Mañana es el quinto aniversario del 15-M y poco o nada queda de aquella coreografía de quechuas sobre el asfalto. El movimiento de los indignados fue simpático, que es el máximo adjetivo que merece la ingenuidad convertida en categoría social. Lo cierto es que cinco años después de aquella resaca del 68, el balance es ambiguo, por no decir decepcionante, si nos atenemos al cómputo de logros y fiascos.

En sentido estricto no se puede decir el resultado del 15-M haya sido frustrante porque tampoco fueron precisas sus expectativas. Descubrimos que, muertas las ideologías, el hartazgo constituía un auténtico Quinto Stato susceptible de amedrentar al mismísimo ministro del Interior y a los delegados del Gobierno. También aprendimos a aplaudir al aire como lo haría un monje zen ciego de anfetas. Pero es evidente que toda aquella algarabía de toldos comunales en la Puerta del Sol, con sus réplicas más o menos resultonas en provincias, no ha traído aún al hombre nuevo, ni mucho menos al político nuevo.

Lo realmente positivo es que la manada olió agua y los partidos no tuvieron más remedio que incorporar al debate público reivindicaciones largamente apuntadas, aunque nunca con aquella urgencia de revuelta.

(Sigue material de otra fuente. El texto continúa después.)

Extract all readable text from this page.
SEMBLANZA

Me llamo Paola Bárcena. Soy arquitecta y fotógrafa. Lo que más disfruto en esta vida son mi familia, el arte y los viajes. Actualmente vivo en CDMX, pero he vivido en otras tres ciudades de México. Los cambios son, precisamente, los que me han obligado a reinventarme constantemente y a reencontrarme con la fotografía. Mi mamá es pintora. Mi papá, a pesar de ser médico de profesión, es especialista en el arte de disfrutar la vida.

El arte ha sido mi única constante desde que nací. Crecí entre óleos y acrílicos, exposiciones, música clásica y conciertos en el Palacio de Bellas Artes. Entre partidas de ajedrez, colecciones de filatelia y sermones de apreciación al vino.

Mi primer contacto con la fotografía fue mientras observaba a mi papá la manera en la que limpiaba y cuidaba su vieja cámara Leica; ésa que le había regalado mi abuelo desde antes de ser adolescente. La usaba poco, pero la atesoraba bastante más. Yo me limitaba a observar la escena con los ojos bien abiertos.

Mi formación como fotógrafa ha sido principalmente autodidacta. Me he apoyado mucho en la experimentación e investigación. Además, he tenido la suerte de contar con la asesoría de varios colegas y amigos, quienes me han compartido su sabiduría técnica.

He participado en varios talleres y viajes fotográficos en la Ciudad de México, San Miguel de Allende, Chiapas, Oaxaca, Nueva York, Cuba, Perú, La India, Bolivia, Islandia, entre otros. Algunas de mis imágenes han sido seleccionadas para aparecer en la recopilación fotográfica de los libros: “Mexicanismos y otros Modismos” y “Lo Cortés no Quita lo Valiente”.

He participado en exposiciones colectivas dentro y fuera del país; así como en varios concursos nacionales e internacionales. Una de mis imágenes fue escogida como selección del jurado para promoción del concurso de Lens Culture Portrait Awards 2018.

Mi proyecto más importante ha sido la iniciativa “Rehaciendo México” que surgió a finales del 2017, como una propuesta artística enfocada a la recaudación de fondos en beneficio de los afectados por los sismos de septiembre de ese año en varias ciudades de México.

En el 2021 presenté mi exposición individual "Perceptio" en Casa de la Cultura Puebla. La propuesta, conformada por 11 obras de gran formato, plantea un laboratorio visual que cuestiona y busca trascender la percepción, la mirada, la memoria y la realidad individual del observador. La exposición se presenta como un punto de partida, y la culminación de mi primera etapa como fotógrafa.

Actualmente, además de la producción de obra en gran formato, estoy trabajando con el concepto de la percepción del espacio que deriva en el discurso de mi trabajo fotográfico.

Solucionar el drama de los desahucios, corregir la atrofia democrática de un sistema en el que los ciudadanos votan lentejas cada cuatro años y acabar con el bandolerismo institucionalizado ocuparon, si no las agendas de la clase dirigente, sí al menos las elucubraciones de sus speechwriters. Todo un mundo si aceptamos que lo que no se nombra no existe y, por contra, lo que tiene voz ingresa pronto en el ámbito de las apetencias.

Sin embargo, cinco años después de aquellos días que no estremecieron al mundo ni se ha acabado con la partitocracia, ni la relación entre las cúpulas de los partidos y sus bases es menos vertical, ni el ocaso del bipartidismo ha alumbrado una democracia más participativa, ni se han vallado las lindes de la división de poderes.

Basta advertir cómo Rajoy le ha doblado la mano al resultado del 20-D en busca de una segunda vuelta, el cainismo en el PSOE, la burbuja en que puede convertirse Ciudadanos, el cesarismo de Pablo Iglesias o la falta de escrúpulos de Alberto Garzón para concluir que, cinco años después, poco ha cambiado.

Puede que España necesite otro 15-M, menos folclórico y más realista, protagonizado esta vez por los militantes de los partidos en sus organizaciones con requerimientos concretos. Que los ciudadanos merienden en las plazas es bonito, pero ya sabemos a qué ninguna parte conduce ese desencanto.